Задуматься, тем не менее, недостаточно. Должна произойти некая реализация, чтобы трансцендентный драйв поднял нас к новой глубине божественного смысла. Первый шаг подобной реализации хорошо описал в книге «Норвежский лес» блестящий современный исследователь тонких миров, писатель Харуки Мураками: «Смерть — не полярная жизни субстанция. Смерть изначально существует во мне. И как ни пытайся, устраниться от нее невозможно». Почему это не просто очередная мысль? Ключ — в парадоксе «не полярности» жизни и смерти; такой парадокс невозможно понять — в него можно только прозреть10.
Углубить это прозрение, сделать второй шаг мы можем вместе с Николаем Кузанским:
Христос пошел на смерть, чтобы вместе с ним воскресла к вечной жизни человеческая природа и животное смертное тело стало духовным и нетленным. Истинный человек мог быть только смертным, и он мог поднять смертную природу к бессмертию только после того, как смерть сняла с нее смертность.
Истинный человек может быть только смертным, ведь Танатос — неотъемлемая часть пробуждения к Духу. Эрос как самопревосхождение Космоса, не может функционировать без Танатоса. И вопрос только в том, есть ли ещё и третий шаг? Практики созерцательных дисциплин в один голос уверяют, что есть, хотя способы выполнения этого шага отличаются в разных традициях.
Десять лет назад основным моим учителем был Нисаргадатта Махарадж, простой продавец сигарет из Бомбея и знаменитый пробужденный мастер. Но тогда я воспринимал его слова скорее интеллектуально и не понимал, что каждое его указание является, на самом деле, приглашением к серьезному созерцательному исследованию. Он учил: «Найдите того, кто присутствовал при вашем рождении и будет свидетелем вашей смерти», и если это случится — вы постигнете, что всегда находились за пределами жизни и смерти.

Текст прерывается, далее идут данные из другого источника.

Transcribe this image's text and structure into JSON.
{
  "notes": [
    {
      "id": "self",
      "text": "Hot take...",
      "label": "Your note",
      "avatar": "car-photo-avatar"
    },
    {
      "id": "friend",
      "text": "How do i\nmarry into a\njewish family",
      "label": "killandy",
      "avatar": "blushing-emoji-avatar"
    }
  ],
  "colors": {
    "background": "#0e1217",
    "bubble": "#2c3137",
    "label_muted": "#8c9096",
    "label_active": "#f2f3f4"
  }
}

То, что мы считаем неизбежным, — родиться и умереть — для Постигшего лишь способ выражения движения Неподвижного, изменения в неизменном, конца в бесконечном. Для Постигшего очевидно, что ничто не рождается и не умирает, ничто не длится и ничто не изменяется, всё такое, какое оно есть, — вечно.
И в этом заключается начало и конец Эроса и Танатоса, становления и разрушения, и их вечное и незыблемое единство.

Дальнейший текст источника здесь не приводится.